Financing in brief top news 3

Pricing on leisure park operator Centre Parks’ £240m debt package backing Blackstone’s buyout of the company has been flexed down and the structure tweaked after a heavy oversubscription, via mandated lead arranger Barclays. Pricing on the A tranche has been cut 12.5bp, while margins on the B and C tranche have been lowered 25bp. Some £20m has been taken off the second lien debt and added equally to the B and C tranches. Post-flex, senior debt comprises a £25m seven-year A loan at 212.5bp, a £57.5m eight-year B loan at 250bp, a £57.5m B loan at 300bp, a £25m seven-year revolving credit facility and a £35m capex facility both at 225bp. There is a nine-and-a-half-year £30m second lien piece at 5%. Leverage on the senior is 3.5x net debt to Ebitda and total leverage is 4.5x net debt to Ebitda. Two tickets were offered: £17.5m paying 75bp and £12.5m at 65bp. Center Parcs opened its first holiday village at Sherwood Forest in July 1987, it now operates four villages in the UK each offering accommodation and a range of sports and leisure activities.

  • Lenders have accepted the pricing and structural flex to the €3.65bn loan package backing Babcock & Brown’s led buyout of Eircom. Mandated lead arrangers and bookrunners Barclays, Credit Suisse, Deutsche Bank, Dresdner Kleinwort and JPMorgan.

The request sees the €200m second lien tranche increased to €350m at the expense of the FRN, which is now priced. In addition the margin on the second lien is decreased by 50bp to 425bp over Libor, while the margins on the B and C tranches on the €3.3bn senior secured loan are to be cut by 12.5bp and 25bp respectively. With the new structure now in place the leads will allocate the deal over the next week. The changes mean the senior secured tranches are split between a €653m seven-year term loan A paying 200bp over Euribor, a €1.25bn eight-year term loan B at 237.5bp over Libor, a €1.25bn nine-year term loan at 275bp and a €150m revolver. In syndication bank lenders were invited on €75m for 95bp, €50m for 75bp or €25m for 55bp.

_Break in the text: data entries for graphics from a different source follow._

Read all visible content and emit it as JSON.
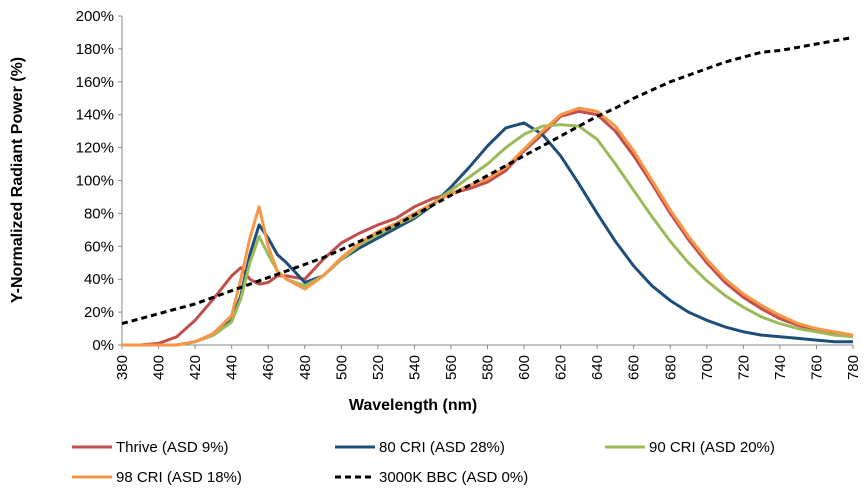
{
  "chart_data": {
    "type": "line",
    "x_label": "Wavelength (nm)",
    "y_label": "Y-Normalized Radiant Power (%)",
    "x": [
      380,
      390,
      400,
      410,
      420,
      430,
      440,
      445,
      450,
      455,
      460,
      465,
      470,
      480,
      490,
      500,
      510,
      520,
      530,
      540,
      550,
      560,
      570,
      580,
      590,
      600,
      610,
      620,
      630,
      640,
      650,
      660,
      670,
      680,
      690,
      700,
      710,
      720,
      730,
      740,
      750,
      760,
      770,
      780
    ],
    "xlim": [
      380,
      780
    ],
    "xticks": [
      380,
      400,
      420,
      440,
      460,
      480,
      500,
      520,
      540,
      560,
      580,
      600,
      620,
      640,
      660,
      680,
      700,
      720,
      740,
      760,
      780
    ],
    "ylim": [
      0,
      200
    ],
    "yticks": [
      {
        "value": 0,
        "label": "0%"
      },
      {
        "value": 20,
        "label": "20%"
      },
      {
        "value": 40,
        "label": "40%"
      },
      {
        "value": 60,
        "label": "60%"
      },
      {
        "value": 80,
        "label": "80%"
      },
      {
        "value": 100,
        "label": "100%"
      },
      {
        "value": 120,
        "label": "120%"
      },
      {
        "value": 140,
        "label": "140%"
      },
      {
        "value": 160,
        "label": "160%"
      },
      {
        "value": 180,
        "label": "180%"
      },
      {
        "value": 200,
        "label": "200%"
      }
    ],
    "grid": false,
    "legend": "bottom",
    "series": [
      {
        "name": "Thrive (ASD 9%)",
        "color": "#c0504d",
        "linestyle": "solid",
        "values": [
          0,
          0,
          1,
          5,
          15,
          28,
          42,
          47,
          40,
          37,
          38,
          42,
          42,
          40,
          52,
          62,
          68,
          73,
          77,
          84,
          89,
          92,
          95,
          99,
          106,
          118,
          128,
          139,
          142,
          140,
          130,
          115,
          98,
          80,
          64,
          50,
          38,
          29,
          22,
          16,
          12,
          9,
          7,
          5
        ]
      },
      {
        "name": "80 CRI  (ASD 28%)",
        "color": "#1f4e79",
        "linestyle": "solid",
        "values": [
          0,
          0,
          0,
          0,
          2,
          6,
          15,
          30,
          55,
          73,
          65,
          55,
          50,
          38,
          42,
          52,
          59,
          65,
          71,
          77,
          85,
          96,
          108,
          121,
          132,
          135,
          128,
          115,
          98,
          80,
          63,
          48,
          36,
          27,
          20,
          15,
          11,
          8,
          6,
          5,
          4,
          3,
          2,
          2
        ]
      },
      {
        "name": "90 CRI (ASD 20%)",
        "color": "#9bbb59",
        "linestyle": "solid",
        "values": [
          0,
          0,
          0,
          0,
          2,
          6,
          14,
          28,
          50,
          66,
          55,
          45,
          40,
          36,
          42,
          52,
          61,
          67,
          73,
          78,
          86,
          94,
          102,
          110,
          120,
          128,
          133,
          134,
          133,
          125,
          110,
          94,
          78,
          63,
          50,
          39,
          30,
          23,
          17,
          13,
          10,
          8,
          6,
          5
        ]
      },
      {
        "name": "98 CRI (ASD 18%)",
        "color": "#f79646",
        "linestyle": "solid",
        "values": [
          0,
          0,
          0,
          0,
          2,
          7,
          18,
          40,
          65,
          84,
          60,
          45,
          40,
          34,
          42,
          53,
          62,
          69,
          74,
          80,
          86,
          92,
          97,
          101,
          108,
          119,
          130,
          140,
          144,
          142,
          133,
          118,
          100,
          82,
          66,
          52,
          40,
          31,
          24,
          18,
          13,
          10,
          8,
          6
        ]
      },
      {
        "name": "3000K BBC (ASD 0%)",
        "color": "#000000",
        "linestyle": "dashed",
        "values": [
          13,
          16,
          19,
          22,
          25,
          29,
          33,
          35,
          37,
          39,
          41,
          43,
          45,
          49,
          53,
          58,
          63,
          68,
          73,
          79,
          85,
          91,
          97,
          103,
          109,
          115,
          121,
          127,
          133,
          139,
          144,
          150,
          155,
          160,
          164,
          168,
          172,
          175,
          178,
          179,
          181,
          183,
          185,
          187
        ]
      }
    ]
  }
}
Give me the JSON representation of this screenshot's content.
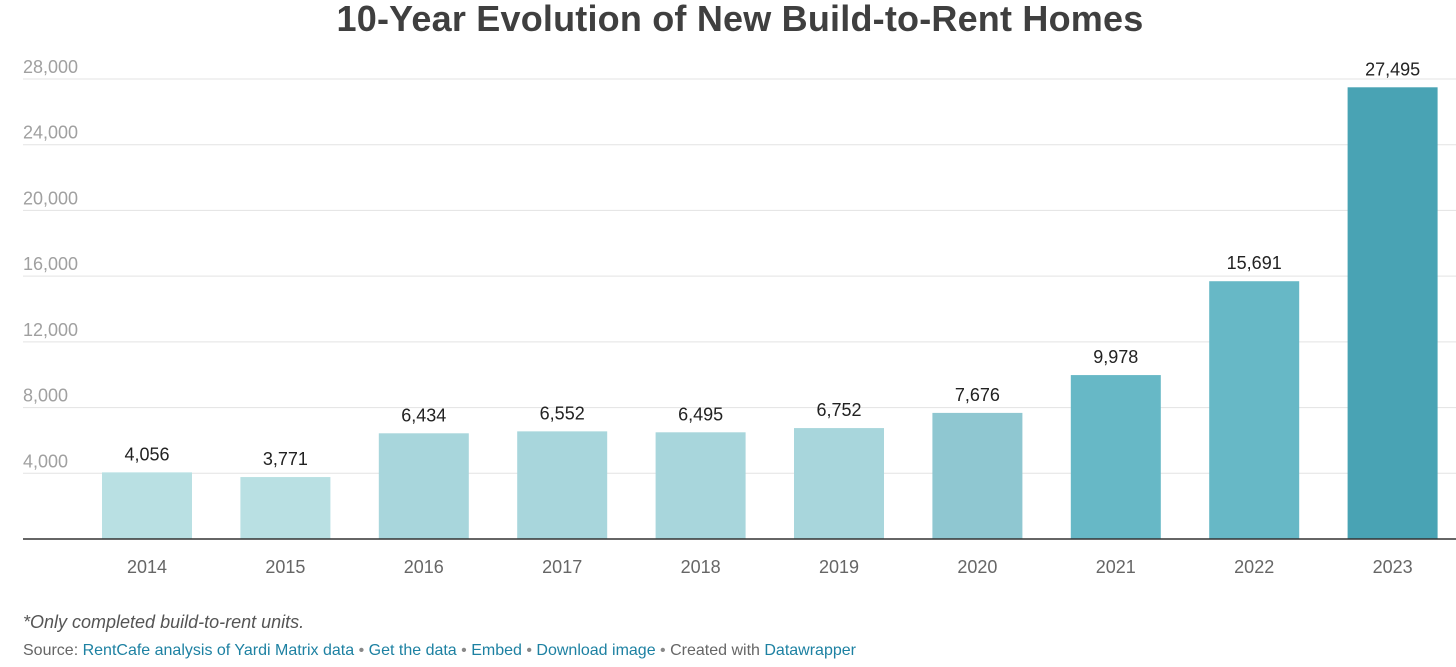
{
  "chart_data": {
    "type": "bar",
    "title": "10-Year Evolution of New Build-to-Rent Homes",
    "categories": [
      "2014",
      "2015",
      "2016",
      "2017",
      "2018",
      "2019",
      "2020",
      "2021",
      "2022",
      "2023"
    ],
    "values": [
      4056,
      3771,
      6434,
      6552,
      6495,
      6752,
      7676,
      9978,
      15691,
      27495
    ],
    "value_labels": [
      "4,056",
      "3,771",
      "6,434",
      "6,552",
      "6,495",
      "6,752",
      "7,676",
      "9,978",
      "15,691",
      "27,495"
    ],
    "colors": [
      "#b9e0e3",
      "#b9e0e3",
      "#a8d6dc",
      "#a8d6dc",
      "#a8d6dc",
      "#a8d6dc",
      "#8fc7d1",
      "#67b8c6",
      "#67b8c6",
      "#49a3b4"
    ],
    "yticks": [
      4000,
      8000,
      12000,
      16000,
      20000,
      24000,
      28000
    ],
    "ytick_labels": [
      "4,000",
      "8,000",
      "12,000",
      "16,000",
      "20,000",
      "24,000",
      "28,000"
    ],
    "ylim": [
      0,
      28000
    ],
    "xlabel": "",
    "ylabel": "",
    "grid": true,
    "legend": "none"
  },
  "footer": {
    "note": "*Only completed build-to-rent units.",
    "source_prefix": "Source: ",
    "source_link": "RentCafe analysis of Yardi Matrix data",
    "separator": " • ",
    "get_data": "Get the data",
    "embed": "Embed",
    "download": "Download image",
    "created_with": "Created with ",
    "datawrapper": "Datawrapper",
    "link_color": "#1d81a2"
  }
}
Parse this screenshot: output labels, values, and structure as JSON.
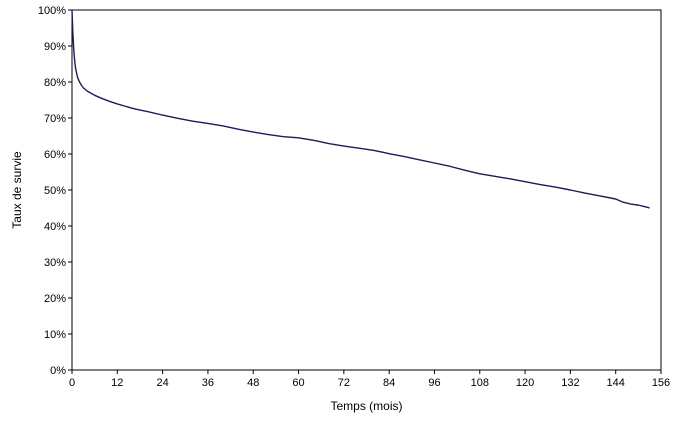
{
  "chart_data": {
    "type": "line",
    "title": "",
    "xlabel": "Temps (mois)",
    "ylabel": "Taux de survie",
    "xlim": [
      0,
      156
    ],
    "ylim": [
      0,
      100
    ],
    "x_ticks": [
      0,
      12,
      24,
      36,
      48,
      60,
      72,
      84,
      96,
      108,
      120,
      132,
      144,
      156
    ],
    "x_tick_labels": [
      "0",
      "12",
      "24",
      "36",
      "48",
      "60",
      "72",
      "84",
      "96",
      "108",
      "120",
      "132",
      "144",
      "156"
    ],
    "y_ticks": [
      0,
      10,
      20,
      30,
      40,
      50,
      60,
      70,
      80,
      90,
      100
    ],
    "y_tick_labels": [
      "0%",
      "10%",
      "20%",
      "30%",
      "40%",
      "50%",
      "60%",
      "70%",
      "80%",
      "90%",
      "100%"
    ],
    "grid": false,
    "line_color": "#1f1a5c",
    "series": [
      {
        "x": [
          0,
          0.25,
          0.5,
          0.75,
          1,
          1.5,
          2,
          2.5,
          3,
          4,
          5,
          6,
          8,
          10,
          12,
          14,
          16,
          18,
          20,
          24,
          28,
          32,
          36,
          40,
          44,
          48,
          52,
          56,
          60,
          64,
          68,
          72,
          76,
          80,
          84,
          88,
          92,
          96,
          100,
          104,
          108,
          112,
          116,
          120,
          124,
          128,
          132,
          136,
          140,
          144,
          146,
          148,
          150,
          152,
          153
        ],
        "y": [
          100,
          93,
          88.5,
          85.5,
          83.5,
          81.2,
          80,
          79.1,
          78.4,
          77.5,
          76.9,
          76.3,
          75.4,
          74.6,
          73.9,
          73.3,
          72.7,
          72.2,
          71.8,
          70.8,
          69.9,
          69.1,
          68.5,
          67.8,
          66.9,
          66.1,
          65.4,
          64.8,
          64.5,
          63.8,
          62.9,
          62.2,
          61.6,
          61,
          60.1,
          59.3,
          58.4,
          57.5,
          56.6,
          55.5,
          54.5,
          53.8,
          53.1,
          52.3,
          51.5,
          50.8,
          50,
          49.1,
          48.3,
          47.5,
          46.6,
          46.1,
          45.8,
          45.3,
          45
        ]
      }
    ]
  }
}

  • Tommy Hilfiger has closed syndication of its €1.115bn loan backing its LBO by Apax Partners. Bookrunners are Credit Suisse and Citigroup, with Fortis Bank as mandated lead arranger. The deal closed successfully on every tranche although the bank piece did struggle slightly in the beginning. The loan is structured as a €190m seven-year term loan A at 225bp over Euribor, a €250m eight-year term loan B at 275bp, a €250m nine-year term loan C at 325bp, a €250m seven-year revolver at 225bp, a €75m seven-year restructuring facility at 225bp and a €100m ten-year mezzanine tranche paying 450bp cash and 550bp PIK. Tickets of €50m for a fee of 90bp, €35m for 75bp and €20m for 60bp were offered.